I read that "great" Greil Marcus piece that Simon refs when it first came out and thought it was hysterical and ridiculous, the man pumping himself up into a gas-balloon rage over virtually nothing so that he could fool himself into thinking that Nirvana had supervast significance (and he thereby had little to say about Nirvana's actual real-size significance).

Date: 2006-02-07 08:01 pm (UTC)
From: [identity profile] jel-bugle.livejournal.com
Which Poison video were they discussing? Poison videos are great!

Date: 2006-02-07 10:03 pm (UTC)
From: (Anonymous)
Mind you, I'm sometimes a Greil Marcus fan (though a rarely attending one these days; not even sure where he posts), but when he goes righteous he goes stupid, usually.

Here's the quote:

There's an image of present-day rock 'n' roll that I've been unable to get out of my head since I first bumped into it on MTV a few years ago. It still runs on the channel, but with the set on or off it comes back to me all the time, without warning, capable of tingeing any musical thrill with nausea.

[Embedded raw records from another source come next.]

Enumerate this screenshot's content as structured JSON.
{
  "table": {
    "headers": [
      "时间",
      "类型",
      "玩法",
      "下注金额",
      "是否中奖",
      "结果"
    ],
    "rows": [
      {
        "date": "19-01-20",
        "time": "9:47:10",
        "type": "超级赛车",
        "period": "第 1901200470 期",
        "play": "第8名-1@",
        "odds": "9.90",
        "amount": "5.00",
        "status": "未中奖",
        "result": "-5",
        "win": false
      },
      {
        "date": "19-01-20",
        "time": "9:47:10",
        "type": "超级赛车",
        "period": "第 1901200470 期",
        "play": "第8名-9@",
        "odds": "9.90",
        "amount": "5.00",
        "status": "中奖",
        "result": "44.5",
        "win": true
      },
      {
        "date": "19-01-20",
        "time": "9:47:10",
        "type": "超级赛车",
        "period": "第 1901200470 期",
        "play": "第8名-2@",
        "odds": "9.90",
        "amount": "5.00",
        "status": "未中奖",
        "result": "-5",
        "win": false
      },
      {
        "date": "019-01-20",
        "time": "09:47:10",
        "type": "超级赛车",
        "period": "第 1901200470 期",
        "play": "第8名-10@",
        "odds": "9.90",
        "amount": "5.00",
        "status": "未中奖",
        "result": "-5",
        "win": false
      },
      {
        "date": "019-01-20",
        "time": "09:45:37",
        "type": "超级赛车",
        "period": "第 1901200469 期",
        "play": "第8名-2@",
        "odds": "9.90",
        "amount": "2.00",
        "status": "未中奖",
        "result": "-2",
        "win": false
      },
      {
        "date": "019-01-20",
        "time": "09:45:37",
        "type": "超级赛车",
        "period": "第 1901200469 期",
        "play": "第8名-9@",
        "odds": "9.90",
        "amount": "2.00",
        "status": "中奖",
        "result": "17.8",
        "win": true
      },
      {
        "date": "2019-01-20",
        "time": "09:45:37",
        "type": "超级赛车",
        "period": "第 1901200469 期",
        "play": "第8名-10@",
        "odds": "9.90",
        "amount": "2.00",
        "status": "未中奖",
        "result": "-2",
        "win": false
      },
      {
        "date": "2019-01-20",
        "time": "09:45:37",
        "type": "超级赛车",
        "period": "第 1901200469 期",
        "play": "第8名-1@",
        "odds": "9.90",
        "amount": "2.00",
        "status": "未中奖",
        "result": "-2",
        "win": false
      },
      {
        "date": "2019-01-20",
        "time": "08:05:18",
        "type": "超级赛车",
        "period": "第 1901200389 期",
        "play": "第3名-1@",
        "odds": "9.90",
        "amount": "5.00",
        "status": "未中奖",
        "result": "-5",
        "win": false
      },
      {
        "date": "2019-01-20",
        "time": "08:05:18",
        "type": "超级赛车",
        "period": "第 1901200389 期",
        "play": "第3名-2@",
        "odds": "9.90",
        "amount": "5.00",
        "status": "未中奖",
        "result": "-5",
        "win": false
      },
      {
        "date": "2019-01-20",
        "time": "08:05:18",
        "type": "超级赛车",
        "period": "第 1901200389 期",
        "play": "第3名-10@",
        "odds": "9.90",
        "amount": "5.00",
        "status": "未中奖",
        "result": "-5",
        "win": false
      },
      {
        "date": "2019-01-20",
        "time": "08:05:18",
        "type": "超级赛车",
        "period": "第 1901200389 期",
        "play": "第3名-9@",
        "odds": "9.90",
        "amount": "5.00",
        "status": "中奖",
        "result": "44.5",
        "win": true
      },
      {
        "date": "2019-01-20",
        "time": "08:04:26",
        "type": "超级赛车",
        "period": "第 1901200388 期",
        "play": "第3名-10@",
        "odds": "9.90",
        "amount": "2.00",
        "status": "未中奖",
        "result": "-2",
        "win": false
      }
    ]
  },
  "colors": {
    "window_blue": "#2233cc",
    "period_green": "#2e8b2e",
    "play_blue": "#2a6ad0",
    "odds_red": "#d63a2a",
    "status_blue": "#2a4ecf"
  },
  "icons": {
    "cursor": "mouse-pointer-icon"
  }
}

It's a video by Poison, one of L.A.'s blond heavy-metal bands - the clip for "Every Rose Has Its Thorn," a good ballad. You see singer Bret Michaels striding through backstage corridors on his way to the stage, where cameras, visible in the video itself, will soon make it appear as if infinite numbers of fist-thrusting boys and weeping girls want nothing more than to sacrifice themselves on the altar of the band's life-force. Backstage, adoring fans, looking at once giddy and scared, are huddled against the wall, as if pressed back by vibrations emanating from Michael's forehead.

He's flanked by two bodyguards - mountains of flesh with heads so blocklike they barely seem human, no expressions on their faces, just a readiness to smash apparent in the way they move. It's slow motion. Though nothing is really happening, tension builds. The disdain on Michael's face, in his walk, is precise and studied, a parody of every rock-star swagger from Elvis to Jagger. No one is laughing, Michaels least of all.

The pose is too obvious. One more gesture is called for. Michaels is carrying a drink in a big paper cup; he tosses it against the wall. There's no anger in his movement, merely contempt; in your mind's eye you can glimpse the bottomless well. Still in slow motion, the drink splatters and drips down the wall.

As in almost any video, symbolism is the currency. As the clenched fists will symbolize self-affirmation, the tears submission, and the visible cameras that what you're seeing is very important - important enough to be filmed - here the meaning is equally plain: The star pisses on his fans and they are blessed.


(It goes on, but that gives you the idea. My thought the first time I read this was that if he could read all that into the scene and feel nauseous for years after, he needed to see a doctor.)

koganbot

Date: 2006-02-07 10:13 pm (UTC)
From: (Anonymous)
And Chuck Eddy's response, in his Pazz & Jop ballot for 1992:

Greil Marcus argued in Esquire in August that rock has to either absorb the events of the world at large, and somehow bear a promise of unsettling that world, or else be doomed to a mere banal balancesheet existence. But when a Poison video upsets his world by flaunting a kind of arrogant contempt that makes him sick, Greil doesn't embrace Poison; he opts instead for Nirvana, who reassure him that the spirit of "Blue Suede Shoes" might still be viable. He's contradicting himself, opting for what goes down easy.